Of them all, it was this last one that bugged me the most. Not even the actors disco dancing in their dorm room could top this wrong move. Consider: here we have a movie that’s supposed to examine the serious, life-long Tolkien fanatic, but all we get are interviews with people whom the camera guy could catch walking by. I’ve been trying to avoid comparisons, but… “Trekkies” gave us people who lived, breathed “Star Trek.” “Ringers” just gives us fanboys and fangirls from the local sci-fi convention who just think “Rings” is cool. The filmmakers fail to make their point.
Worse, the film is so sloppy in its presentation that it never manages to find a workable rhythm. We come to one moment where we’re sure the film will stop to discuss the character of Gandalf - but the entire Gandalf bit lasts, oh, ninety seconds, tops, and then it’s on to something else. It’s the same with those Hobbiton folks - we never get to know them because the filmmakers simply aren’t curious enough.
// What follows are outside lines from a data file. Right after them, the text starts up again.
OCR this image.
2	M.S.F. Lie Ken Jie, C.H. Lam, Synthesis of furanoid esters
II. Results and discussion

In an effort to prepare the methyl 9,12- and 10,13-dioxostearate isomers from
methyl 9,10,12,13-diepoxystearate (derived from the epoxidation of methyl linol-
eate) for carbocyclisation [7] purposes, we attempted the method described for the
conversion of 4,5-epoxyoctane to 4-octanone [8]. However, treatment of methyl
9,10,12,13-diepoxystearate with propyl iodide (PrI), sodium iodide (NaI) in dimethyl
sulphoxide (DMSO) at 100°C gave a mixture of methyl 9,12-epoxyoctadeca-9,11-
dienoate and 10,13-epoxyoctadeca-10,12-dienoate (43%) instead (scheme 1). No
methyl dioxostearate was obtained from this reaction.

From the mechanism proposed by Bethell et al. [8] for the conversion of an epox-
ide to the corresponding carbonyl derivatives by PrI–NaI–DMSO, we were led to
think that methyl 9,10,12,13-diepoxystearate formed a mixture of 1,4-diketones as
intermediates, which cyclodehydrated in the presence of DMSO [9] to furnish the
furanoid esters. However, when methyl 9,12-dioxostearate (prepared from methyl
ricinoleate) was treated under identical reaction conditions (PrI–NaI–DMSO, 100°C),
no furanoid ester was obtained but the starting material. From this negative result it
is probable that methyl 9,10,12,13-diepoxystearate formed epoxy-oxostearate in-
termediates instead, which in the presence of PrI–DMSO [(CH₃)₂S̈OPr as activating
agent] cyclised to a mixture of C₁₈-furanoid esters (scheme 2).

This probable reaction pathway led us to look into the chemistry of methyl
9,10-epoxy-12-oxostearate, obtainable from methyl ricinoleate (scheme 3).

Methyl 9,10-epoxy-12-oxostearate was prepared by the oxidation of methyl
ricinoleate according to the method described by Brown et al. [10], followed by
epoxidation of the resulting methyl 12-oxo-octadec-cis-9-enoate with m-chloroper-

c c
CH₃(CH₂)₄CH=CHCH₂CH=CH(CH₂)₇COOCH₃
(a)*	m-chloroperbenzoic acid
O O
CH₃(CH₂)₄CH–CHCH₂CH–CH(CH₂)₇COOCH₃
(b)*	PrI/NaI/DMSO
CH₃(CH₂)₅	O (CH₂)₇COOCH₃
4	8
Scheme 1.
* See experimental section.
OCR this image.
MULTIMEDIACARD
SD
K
This lack of curiosity ruins what could have been a fun movie experience. We should have been given a detailed study of fan obsession, both serious and light-hearted. We should have been given an in-depth look at how Tolkien has affected culture in ways perhaps not noticeable even to the rabid “Rings” fan. We should have been given a chance to meet people who seriously dig “Rings,” not just some chumps who kinda like it, but would rather dress up like a Pirate of the Caribbean.And the filmmakers don’t even notice how shallow their movie is. They’re too busy tripping over themselves to praise Tolkien and his work to realize that they’ve made nothing more than a cheap, self-congratulatory effort that, if it were a DVD feature, would get turned off after a few minutes. This is an uninteresting film made badly, and it doesn’t even know it.